If you have the rack space, I would do Individual Slices. The benefit...Overnight Curing and in 2 to 4 hours you have incredible Smoke Flavor. You can get Stackable Cooling Racks to turn one rack into multiple racks. You can get Ten Pounds, plus of Bacon Cured and Smoked in Days rather than Weeks...JJ


----------



## fivetricks (Jan 20, 2020)

smokerjim said:


> I think it's called uncured because they don't use nitrites or nitrates but they do use celery juice, celery salt which naturally cures it.



Nope. I'm talking about belly, cut juuust a hair thicker than thick cut bacon and slapped into a styro container and thrown in the meat cooler. No cure, no celery juice, nothing like that.

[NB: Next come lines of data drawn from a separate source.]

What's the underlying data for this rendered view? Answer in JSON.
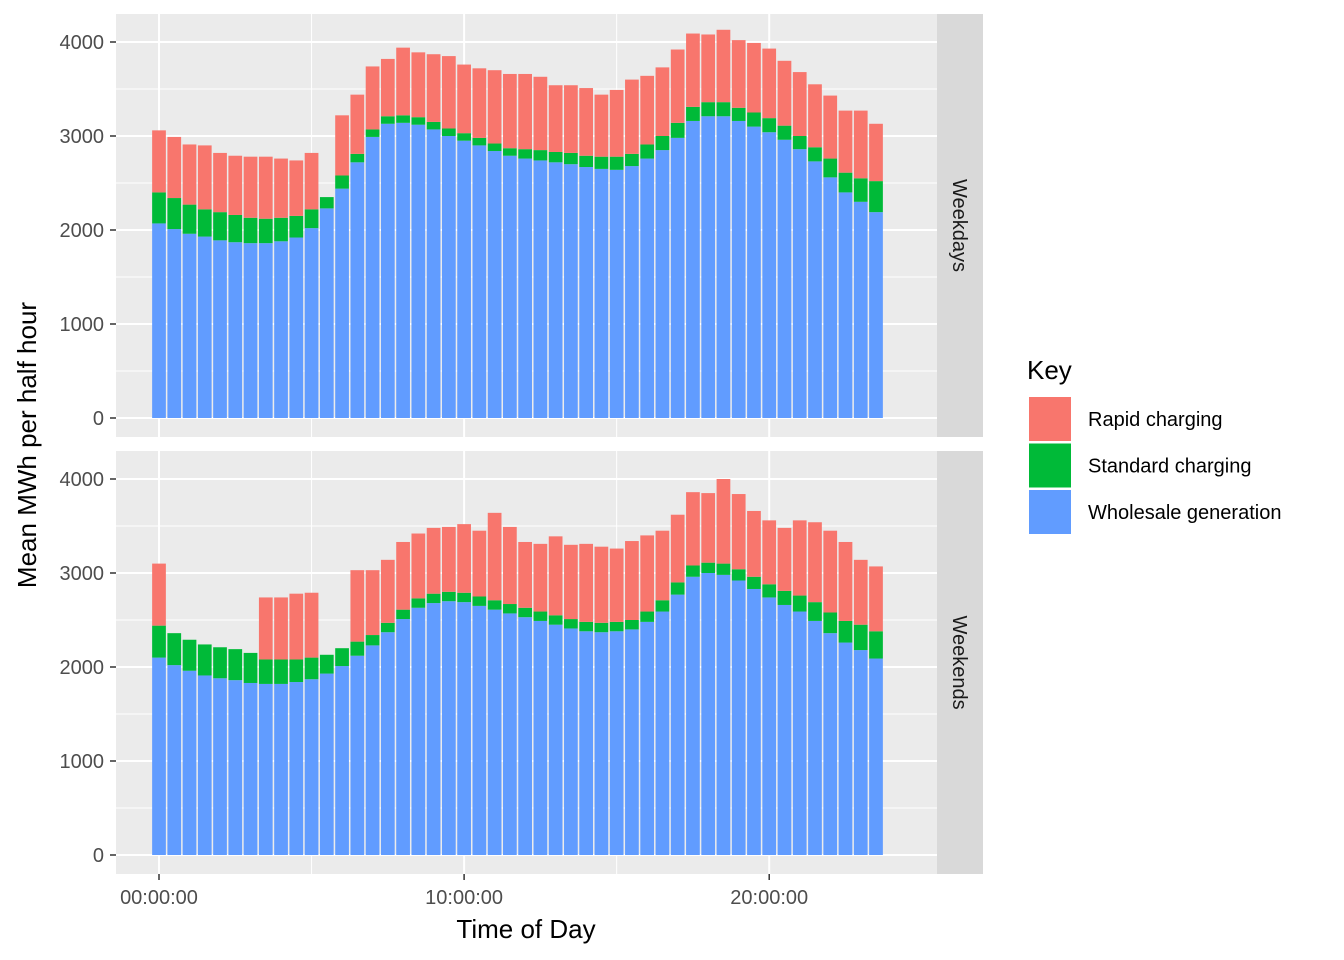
{
  "chart_data": {
    "type": "bar",
    "stacked": true,
    "xlabel": "Time of Day",
    "ylabel": "Mean MWh per half hour",
    "ylim": [
      0,
      4200
    ],
    "y_ticks": [
      0,
      1000,
      2000,
      3000,
      4000
    ],
    "x_ticks": [
      {
        "hours": 0,
        "label": "00:00:00"
      },
      {
        "hours": 10,
        "label": "10:00:00"
      },
      {
        "hours": 20,
        "label": "20:00:00"
      }
    ],
    "x_unit": "hours",
    "x_step_hours": 0.5,
    "grid": true,
    "legend": {
      "title": "Key",
      "position": "right",
      "entries": [
        {
          "label": "Rapid charging",
          "color": "#F8766D"
        },
        {
          "label": "Standard charging",
          "color": "#00BA38"
        },
        {
          "label": "Wholesale generation",
          "color": "#619CFF"
        }
      ]
    },
    "panels": [
      {
        "facet": "Weekdays",
        "series": [
          {
            "name": "Wholesale generation",
            "color": "#619CFF",
            "values": [
              2070,
              2010,
              1960,
              1930,
              1890,
              1870,
              1860,
              1860,
              1880,
              1920,
              2020,
              2230,
              2440,
              2720,
              2990,
              3130,
              3140,
              3120,
              3070,
              3000,
              2950,
              2900,
              2840,
              2790,
              2760,
              2740,
              2720,
              2700,
              2670,
              2650,
              2640,
              2680,
              2760,
              2850,
              2980,
              3160,
              3210,
              3210,
              3160,
              3100,
              3040,
              2960,
              2860,
              2730,
              2560,
              2400,
              2300,
              2190
            ]
          },
          {
            "name": "Standard charging",
            "color": "#00BA38",
            "values": [
              330,
              330,
              310,
              290,
              300,
              290,
              270,
              260,
              250,
              230,
              200,
              120,
              140,
              90,
              80,
              80,
              80,
              80,
              80,
              80,
              80,
              80,
              80,
              80,
              100,
              110,
              110,
              120,
              120,
              130,
              140,
              130,
              150,
              150,
              160,
              150,
              150,
              150,
              140,
              150,
              150,
              150,
              140,
              150,
              200,
              210,
              250,
              330
            ]
          },
          {
            "name": "Rapid charging",
            "color": "#F8766D",
            "values": [
              660,
              650,
              640,
              680,
              630,
              630,
              650,
              660,
              630,
              590,
              600,
              0,
              640,
              630,
              670,
              610,
              720,
              690,
              720,
              770,
              730,
              740,
              780,
              790,
              800,
              780,
              710,
              720,
              720,
              660,
              710,
              790,
              730,
              730,
              780,
              780,
              720,
              770,
              720,
              740,
              740,
              690,
              680,
              670,
              670,
              660,
              720,
              610
            ]
          }
        ]
      },
      {
        "facet": "Weekends",
        "series": [
          {
            "name": "Wholesale generation",
            "color": "#619CFF",
            "values": [
              2100,
              2020,
              1960,
              1910,
              1880,
              1860,
              1830,
              1820,
              1820,
              1840,
              1870,
              1930,
              2010,
              2120,
              2230,
              2370,
              2510,
              2630,
              2680,
              2700,
              2690,
              2650,
              2610,
              2570,
              2530,
              2490,
              2450,
              2410,
              2380,
              2370,
              2380,
              2400,
              2480,
              2590,
              2770,
              2960,
              3000,
              2980,
              2920,
              2830,
              2740,
              2660,
              2590,
              2490,
              2360,
              2260,
              2180,
              2090
            ]
          },
          {
            "name": "Standard charging",
            "color": "#00BA38",
            "values": [
              340,
              340,
              330,
              330,
              330,
              330,
              320,
              260,
              260,
              240,
              230,
              200,
              190,
              150,
              110,
              100,
              100,
              100,
              100,
              100,
              100,
              100,
              100,
              100,
              100,
              100,
              100,
              100,
              100,
              100,
              100,
              100,
              110,
              120,
              130,
              120,
              110,
              120,
              120,
              130,
              140,
              150,
              170,
              200,
              220,
              230,
              270,
              290
            ]
          },
          {
            "name": "Rapid charging",
            "color": "#F8766D",
            "values": [
              660,
              0,
              0,
              0,
              0,
              0,
              0,
              660,
              660,
              700,
              690,
              0,
              0,
              760,
              690,
              670,
              720,
              690,
              700,
              690,
              730,
              700,
              930,
              820,
              700,
              720,
              840,
              790,
              830,
              810,
              780,
              840,
              810,
              740,
              720,
              780,
              740,
              900,
              800,
              700,
              680,
              670,
              800,
              850,
              870,
              840,
              690,
              690
            ]
          }
        ]
      }
    ]
  }
}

Don't get.me.started on the folks that buy celery juice cured items to "avoid nitrates" :-)


----------



## smokerjim (Jan 20, 2020)

fivetricks said:


> Nope. I'm talking about belly, cut juuust a hair thicker than thick cut bacon and slapped into a styro container and thrown in the meat cooler. No cure, no celery juice, nothing like that.
> 
> Don't get.me.started on the folks that buy celery juice cured items to "avoid nitrates" :-)


ok thanks my mistake. I thought you were talking about the other stuff cured with you know what, i'm not going to say it out loud.


----------